In technical terms, a calorie is a unit of heat measurement. If you're counting calories in an effort to gain or lose weight, you will want to take into account how many calories you burn while exercising - although it's important to note that people burn far more calories daily in basic biological functioning than they do through intentional exercise. The number of calories you burn depends on the intensity of the activity as well as your body composition.
Estimating Calorie Burn
Estimating caloric expenditure can be helpful in keeping your energy balance in check, but it's a fairly inexact science on a day-to-day basis. It's different for scientists in labs complete with equipment specific to the task, but for the layperson, a credible online exercise calorie calculator can provide good estimates.
The metabolic equivalent (MET) is a measurement of oxygen utilized in an exercise; at rest, MET is 3.5 ml of oxygen per kilogram of body weight per minute. The American Council on Exercise suggests this equation to discover the number of calories burned in a specific exercise per minute:
METs x 3.5 x BW (kg) / 200 = Kcal/min
Essentially, the formula takes into consideration an individual's MET multiplied by 3.5, multiplied by body weight (in kilograms), divided by 200, resulting in the number of calories burned per minute. Note that gender is not a factor in this equation.
The level of intensity during exercise has a profound impact on the number of calories burned. The harder you work, the more oxygen you consume - and therefore, more calories expended. That's why it's important to take intensity into consideration; an activity doesn't have a specific calorie count attached to it regardless of intensity. For example, while dancing can be a good cardiovascular workout, the intensity of the activity changes the calories burned. A person who weighs 165 pounds and dances for 30 minutes can expect to use around 133 calories when waltzing but the same person will use around 281 calories in a dance fitness class like Zumba.

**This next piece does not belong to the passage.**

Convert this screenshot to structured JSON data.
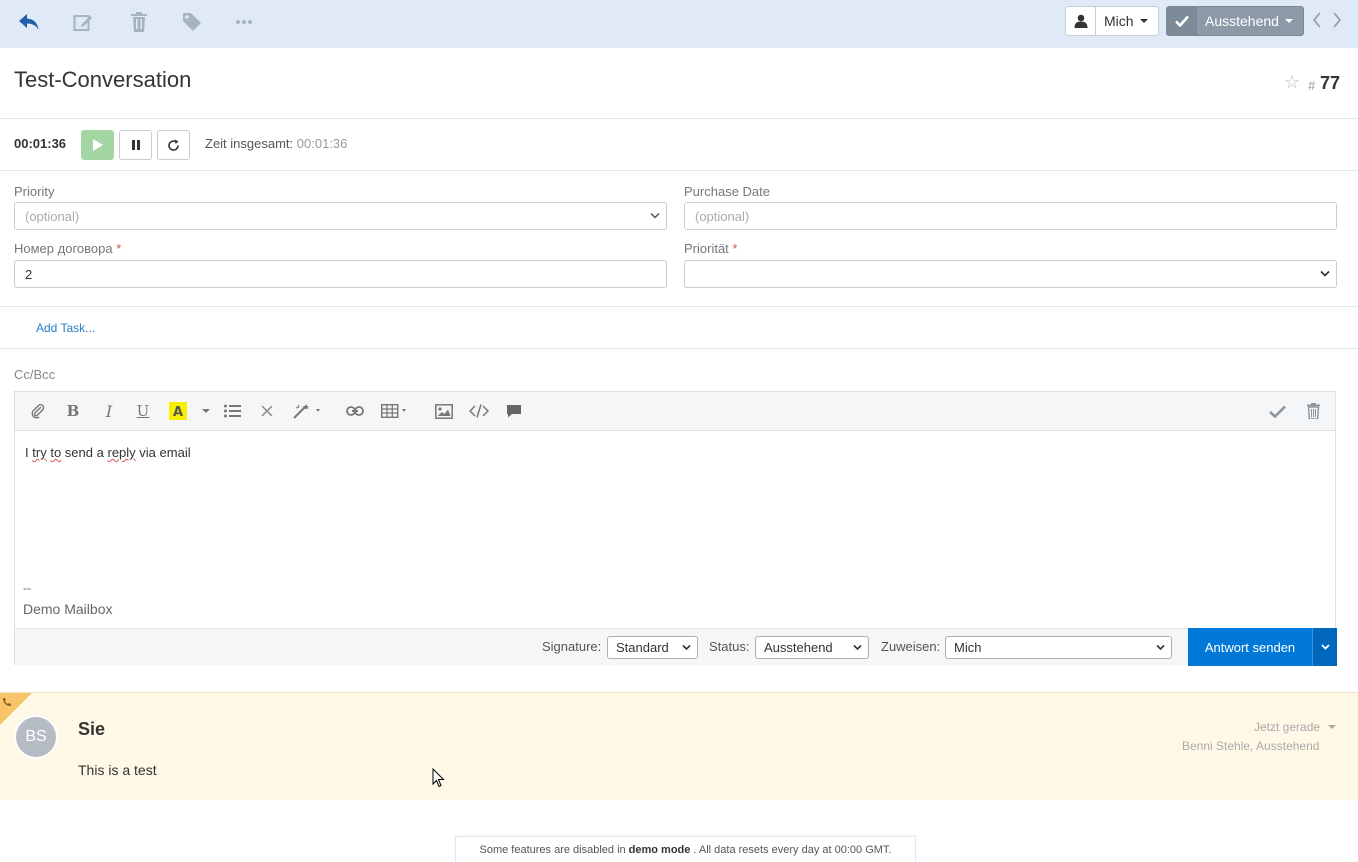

Calories Burned Calculators
If the thought of working through an equation for each activity to estimate your calorie expenditure doesn't appeal to you, try one of the many calorie calculators found online. Many of them also include food calorie databases so you can track your energy balance (or imbalance) daily in an effort to lose, gain, or maintain your weight.
One of the most popular calculators available online (or as an app), MyFitnessPal tracks your caloric intake alongside your caloric expenditure. Access to both the food and expansive exercise database are free and the community is quite active via forum discussions, blogs, and the ability to "friend" other users, similarly to a social media platform.
WebMD Exercise Calculator
WebMD offers a simple exercise calculator that is quick and simple to use. Select an exercise from the database, input your weight and the duration of the activity to receive a quick estimate of calories used. Some of the exercises in the database allow you to specify intensity (light effort, moderate effort, brisk effort) to further clarify calories used.
VeryWell Fit offers a free calculator that requires your weight, the duration of the exercise, and the selection of an exercise from the calculator's database. What makes this simple calculator stand out among the others is the activity-specific advice provided with each calculation. For example, inputting 30 minutes of softball results in the calories burned along with advice on avoiding common softball injuries.
Calories for Popular Activities
The following estimates are for a 165 pound individual doing 30 minutes of the activity:
- Walking slowly: 94 calories
- Walking at a race pace: 244 calories
- Bicycling at a leisurely pace: 150 calories
- Mountain biking: 319 calories
- Swimming at a leisurely pace: 263 calories
- Swimming vigorously: 375 calories
- Yoga (body flow): 169 calories
- Yoga (power): 263 calories
Though counting calories (either consumed or expended) isn't necessarily an exact science for those outside of a laboratory, the practice can still be a good guide to help you decide on your daily activities. The more intense your effort, the more calories you will utilize in the activity.